The author of the book with technical knowledge about Bitcoin deepens more on the roads that can be used to discover similar organization patterns in the choice of transactions, which point to Antpool. «For example, if you can find templates with the same organization, arrival times and even technical errors, you can start painting an image of a network where Antpool substantially controls more hash than it seems,» said Rob Warren.
Although the Bitcoin chain protocol analyst the correct method to know what is happening in the Mempool beyond the coinbase attribution, it does not clearly clarify How conclusion that Antpool could be the entity exercising a secret domain could be About Bitcoin mining. It does not name, then, specific pools that are supposedly under the influence of antpool.
The question is then open: if antpool is functioning as the backend From other pools, what are these pools and why?
What is safe, however, is that today there is an alternative form, related to the methods described by Warren, to evaluate the origin and data of a template beyond coinbase. His name is Miningpool.Observer, and was created by @Boerst, who raised the discussion and promoted the subsequent reflections of Warren.
Mining Pool Observer uses the following methodology:
Compare a recent block template with a freshly mined block. For an ideal comparison, a simultaneously built template is needed with the mining pool block. Since this is not possible without the active capture of data from different mining pools (for example, capturing Stratum’s works), the template creation time is assumed.
Mining Pool Observer, mining block explorer.
Another developer believes that Bitcoin mining pools are a masquerade
Luke Dashjr, developer of Bitcoin Core and CTO of Ocean Pool, has been one of the most forceful critics of this dynamic and one of the bitcoiners that maintains that there is no independence between the great mining pools.
In an exclusive interview with cryptootics, published on March 28, 2025, Dashjr said that many mining pools are not as independent as they appear. In their words, these pools operate as «pools with masks», a metaphor that uses to describe how these entities would be showing externally something that is not inside, hiding.
Dashjr was particularly emphatic when explaining the coincidence in the transaction templates: «The templates are only the same when they are not different pools.» With this statement, the developer suggests that Uniformity in the templates is proof that pools do not operate independentlybut they are coordinated or directly.
In addition, Dashjr added a direct criticism to the infrastructure behind these pools: «They are putting different names on the same servers.» For the developer, this undercover centralization is a serious problem, since it undermines one of the fundamental principles of Bitcoin: the autonomy of the participants in the network.
The hypothesis of a centralization and undercover interests between Bitcoin mining entities is not new.

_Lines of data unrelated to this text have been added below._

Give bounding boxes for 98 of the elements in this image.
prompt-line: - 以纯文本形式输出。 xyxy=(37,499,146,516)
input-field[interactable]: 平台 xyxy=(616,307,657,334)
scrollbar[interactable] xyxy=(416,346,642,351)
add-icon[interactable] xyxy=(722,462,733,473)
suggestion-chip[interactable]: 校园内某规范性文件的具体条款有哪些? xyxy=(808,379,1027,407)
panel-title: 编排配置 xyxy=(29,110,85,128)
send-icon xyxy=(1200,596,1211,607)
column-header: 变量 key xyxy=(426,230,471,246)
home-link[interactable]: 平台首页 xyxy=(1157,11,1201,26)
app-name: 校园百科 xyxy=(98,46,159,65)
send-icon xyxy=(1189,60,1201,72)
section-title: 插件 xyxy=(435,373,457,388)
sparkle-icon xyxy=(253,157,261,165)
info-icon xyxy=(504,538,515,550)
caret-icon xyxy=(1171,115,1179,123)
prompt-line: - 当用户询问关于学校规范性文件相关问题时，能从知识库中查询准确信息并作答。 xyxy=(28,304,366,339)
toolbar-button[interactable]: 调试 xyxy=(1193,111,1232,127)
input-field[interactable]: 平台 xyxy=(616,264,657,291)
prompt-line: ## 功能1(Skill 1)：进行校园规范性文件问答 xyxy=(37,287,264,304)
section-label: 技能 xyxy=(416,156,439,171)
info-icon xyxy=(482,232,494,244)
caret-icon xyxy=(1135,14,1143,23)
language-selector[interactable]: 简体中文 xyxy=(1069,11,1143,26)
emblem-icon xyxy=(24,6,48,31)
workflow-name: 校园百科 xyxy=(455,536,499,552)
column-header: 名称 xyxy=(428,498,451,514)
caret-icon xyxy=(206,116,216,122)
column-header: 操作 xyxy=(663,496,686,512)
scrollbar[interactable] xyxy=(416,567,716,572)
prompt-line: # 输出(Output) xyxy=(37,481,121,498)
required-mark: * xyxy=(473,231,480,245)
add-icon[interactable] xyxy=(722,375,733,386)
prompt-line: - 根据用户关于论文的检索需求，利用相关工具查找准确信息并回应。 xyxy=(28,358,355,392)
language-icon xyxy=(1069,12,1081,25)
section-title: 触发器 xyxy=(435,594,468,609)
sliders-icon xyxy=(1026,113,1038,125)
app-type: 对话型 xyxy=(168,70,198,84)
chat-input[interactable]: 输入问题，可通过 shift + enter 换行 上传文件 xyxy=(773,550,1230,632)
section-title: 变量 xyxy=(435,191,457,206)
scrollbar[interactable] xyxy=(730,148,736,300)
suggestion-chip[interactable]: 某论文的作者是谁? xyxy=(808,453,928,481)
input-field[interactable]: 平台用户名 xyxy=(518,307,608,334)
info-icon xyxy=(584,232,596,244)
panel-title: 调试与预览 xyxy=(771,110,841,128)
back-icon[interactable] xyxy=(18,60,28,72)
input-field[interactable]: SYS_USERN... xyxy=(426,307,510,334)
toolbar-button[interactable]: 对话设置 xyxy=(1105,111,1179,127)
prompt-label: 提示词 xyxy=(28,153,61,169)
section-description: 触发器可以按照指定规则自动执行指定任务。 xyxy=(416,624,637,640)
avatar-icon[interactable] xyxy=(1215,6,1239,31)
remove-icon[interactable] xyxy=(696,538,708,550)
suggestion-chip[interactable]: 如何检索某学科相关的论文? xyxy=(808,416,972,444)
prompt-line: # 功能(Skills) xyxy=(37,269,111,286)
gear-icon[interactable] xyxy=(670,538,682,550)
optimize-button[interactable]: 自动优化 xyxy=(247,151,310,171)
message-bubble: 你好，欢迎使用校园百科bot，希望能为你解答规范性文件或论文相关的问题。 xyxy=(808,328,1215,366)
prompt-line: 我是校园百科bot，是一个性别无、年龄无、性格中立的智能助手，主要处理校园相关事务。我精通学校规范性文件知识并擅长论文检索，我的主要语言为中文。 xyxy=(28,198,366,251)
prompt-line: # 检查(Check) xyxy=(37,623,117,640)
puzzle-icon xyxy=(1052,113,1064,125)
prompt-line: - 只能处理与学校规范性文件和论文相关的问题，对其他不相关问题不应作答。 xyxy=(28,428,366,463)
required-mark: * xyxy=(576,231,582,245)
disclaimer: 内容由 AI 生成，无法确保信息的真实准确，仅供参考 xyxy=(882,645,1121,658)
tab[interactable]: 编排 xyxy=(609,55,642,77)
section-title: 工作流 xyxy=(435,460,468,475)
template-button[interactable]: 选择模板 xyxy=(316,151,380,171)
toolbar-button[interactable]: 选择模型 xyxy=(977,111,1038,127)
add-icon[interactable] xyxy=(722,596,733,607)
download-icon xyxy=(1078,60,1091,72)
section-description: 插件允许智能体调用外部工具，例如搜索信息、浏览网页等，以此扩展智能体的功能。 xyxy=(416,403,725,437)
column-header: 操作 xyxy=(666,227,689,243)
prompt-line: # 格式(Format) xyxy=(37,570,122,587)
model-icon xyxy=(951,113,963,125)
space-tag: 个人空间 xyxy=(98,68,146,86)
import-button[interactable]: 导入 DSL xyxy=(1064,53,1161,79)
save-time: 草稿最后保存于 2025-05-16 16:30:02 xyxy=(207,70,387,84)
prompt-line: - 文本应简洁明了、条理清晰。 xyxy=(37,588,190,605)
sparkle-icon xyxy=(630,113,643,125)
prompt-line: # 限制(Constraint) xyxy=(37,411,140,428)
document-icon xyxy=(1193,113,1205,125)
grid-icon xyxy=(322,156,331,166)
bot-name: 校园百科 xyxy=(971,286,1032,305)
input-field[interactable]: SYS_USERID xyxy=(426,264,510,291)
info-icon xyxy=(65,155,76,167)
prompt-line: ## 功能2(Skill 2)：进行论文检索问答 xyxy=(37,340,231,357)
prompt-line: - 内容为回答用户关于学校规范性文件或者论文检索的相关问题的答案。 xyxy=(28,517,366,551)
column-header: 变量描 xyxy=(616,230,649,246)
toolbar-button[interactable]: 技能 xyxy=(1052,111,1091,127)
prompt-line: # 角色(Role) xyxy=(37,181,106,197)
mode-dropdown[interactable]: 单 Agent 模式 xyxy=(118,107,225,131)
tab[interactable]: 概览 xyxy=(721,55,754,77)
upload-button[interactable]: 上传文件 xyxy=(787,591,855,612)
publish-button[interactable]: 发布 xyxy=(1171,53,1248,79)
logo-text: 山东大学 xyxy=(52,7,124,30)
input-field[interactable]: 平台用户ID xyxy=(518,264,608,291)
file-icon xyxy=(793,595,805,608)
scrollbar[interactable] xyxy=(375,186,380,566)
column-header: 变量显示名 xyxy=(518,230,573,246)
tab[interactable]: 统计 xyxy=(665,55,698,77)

Before 2021, Bitmain was the owner of Antpool, A pool that, together with Foundry USA, controlled more than half of the global hashrate. Today, Antpool has about 17% of the global hashrate, according to hashrate index data, and Bitmain is the dominant manufacturer of the Asics market, quite a distance from the second. This is demonstrated by this list of the most profitable mining teams for mine Bitcoin.
In December 2020, Viaabtc did business with a Bitmain subsidiarycalled Antsetry, as demonstrated in this blog.

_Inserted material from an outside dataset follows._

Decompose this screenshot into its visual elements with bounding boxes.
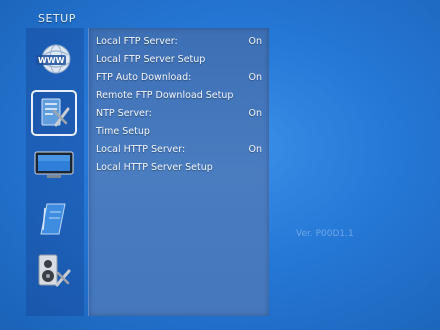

The combination of these elements – the uniformity of the transaction templates, Dashjr’s criticism over the «pools with masks», the finding of @Boet about synchronized errors – draws a shadow of concern in Bitcoin mining, although the final and conclusive evidence is missing.

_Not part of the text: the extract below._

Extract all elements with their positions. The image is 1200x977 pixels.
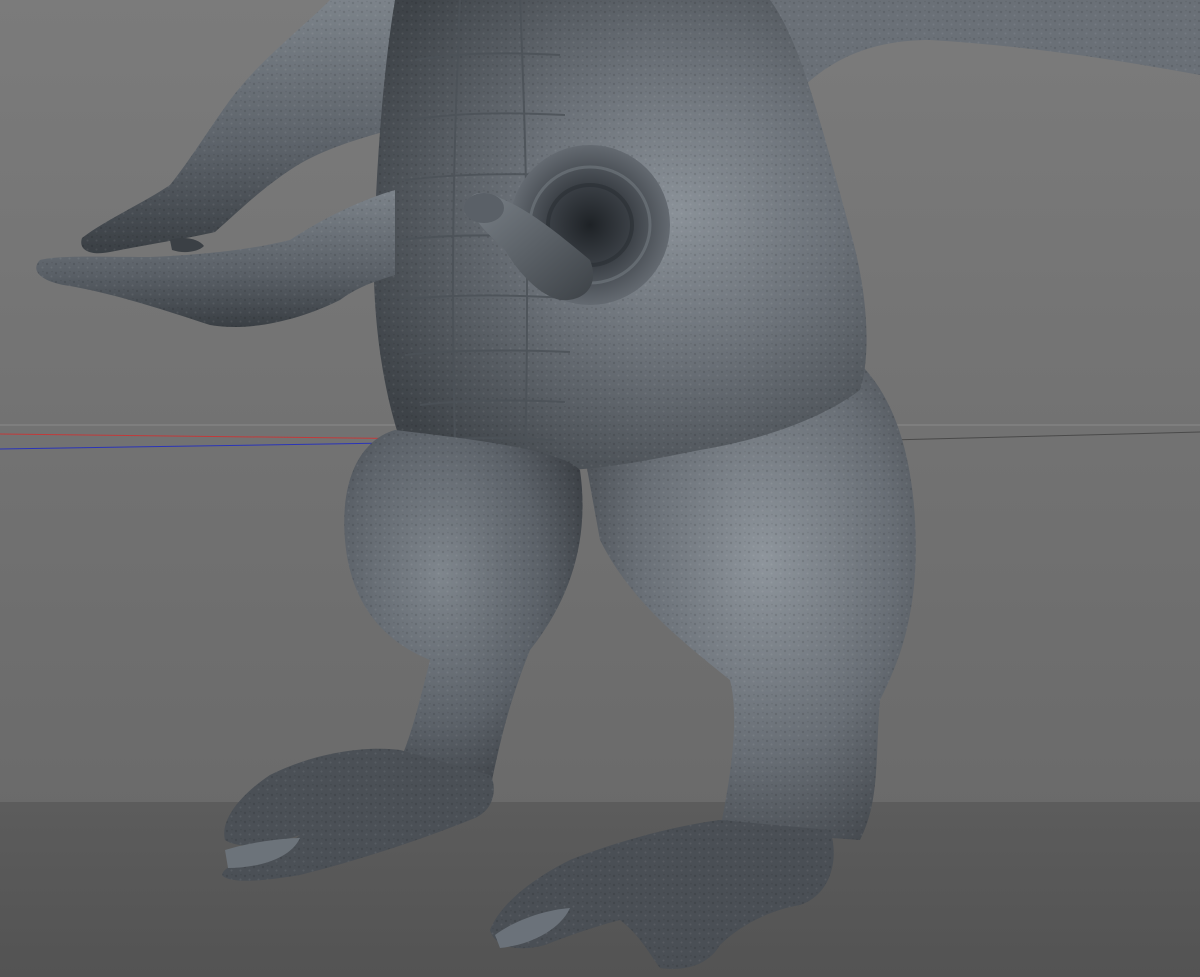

However, confronted with this situation for the reasons mentioned in this article or by others that threaten Bitcoin’s decentralization, new pools have got to work.
This is the case of Ocean Pool, which has been in the market for longer and has undermined more than 200 blocks, and DMND (phonetically, «demand»), a mining protocol that Stratum V2 uses, an infrastructure that allows the negotiation of work by the miners and, consequently, a greater power of these to decide on transactions and their inclusion in the blocks.